Wow. It doesn’t take long for a blog to get neglected, does it? Let’s make an easy transition back in and start with a listicle. Here I am going list 5 books that we like which are suited to the 3–6 age range and encourage abstract thinking. This won’t be your typical reading experience. There will be a lot of interruptions, questions, and dialogue. It’ll be fun.
In My Heart: A Book of Feelings
The kids seem to like the novelty of the heart cut-outs, but they also enjoy the imagery the author instills for each emotion experienced by the sole character. The melodic flow makes it easy and fun to read as well. The books ends with a question, “how does your heart feel?” and I always get an interesting answer.
This is Not a Book
book (bʊk), noun: a written or printed work consisting of pages glued or sewn together along one side and bound in covers.
So this is a book. But your kids might argue with you on that. I often catch them “reading” this one on their own, even the ones who can’t read. It’s hard to describe. Just get it.
This might be for a little bit older audience, but it works for the younger ones in small spurts. It is book full of personal, intriguing questions accompanied by a photography or drawing. For example, one page asks, “Have you ever been really alone?” and there is a picture of a child under a tree staring up at the sky. Sometimes they just describe the picture or say “I don’t know”. Occasionally you get a interesting answer and learn something you maybe didn’t know about your child.

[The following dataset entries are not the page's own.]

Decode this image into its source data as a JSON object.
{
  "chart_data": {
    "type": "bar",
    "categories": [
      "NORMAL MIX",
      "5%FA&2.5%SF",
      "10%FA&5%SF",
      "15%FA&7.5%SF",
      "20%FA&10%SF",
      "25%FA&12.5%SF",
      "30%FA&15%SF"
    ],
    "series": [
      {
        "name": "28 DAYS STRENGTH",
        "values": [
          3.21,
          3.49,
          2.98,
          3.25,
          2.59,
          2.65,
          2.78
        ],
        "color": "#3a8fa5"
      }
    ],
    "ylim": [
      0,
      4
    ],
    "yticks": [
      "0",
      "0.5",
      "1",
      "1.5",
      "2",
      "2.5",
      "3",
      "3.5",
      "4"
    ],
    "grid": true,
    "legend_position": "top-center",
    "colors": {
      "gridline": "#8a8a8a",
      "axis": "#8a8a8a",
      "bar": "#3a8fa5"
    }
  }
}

The Curious Guide to Things That Aren’t
For each letter of the alphabet, an idea or non-material thing is first described with clues. The reader must guess before it is revealed and described with a scientifically accurate explanation. For example, D is for Darkness. It is first described cryptically by where you can find it (a cave) and what makes it go away (flashlight).
The Book With No Pictures
I don’t get it. I mean, I can see why the first 10 times are funny. But over and over again, really? And now you are reading these words because that’s how blogs work. BLORK.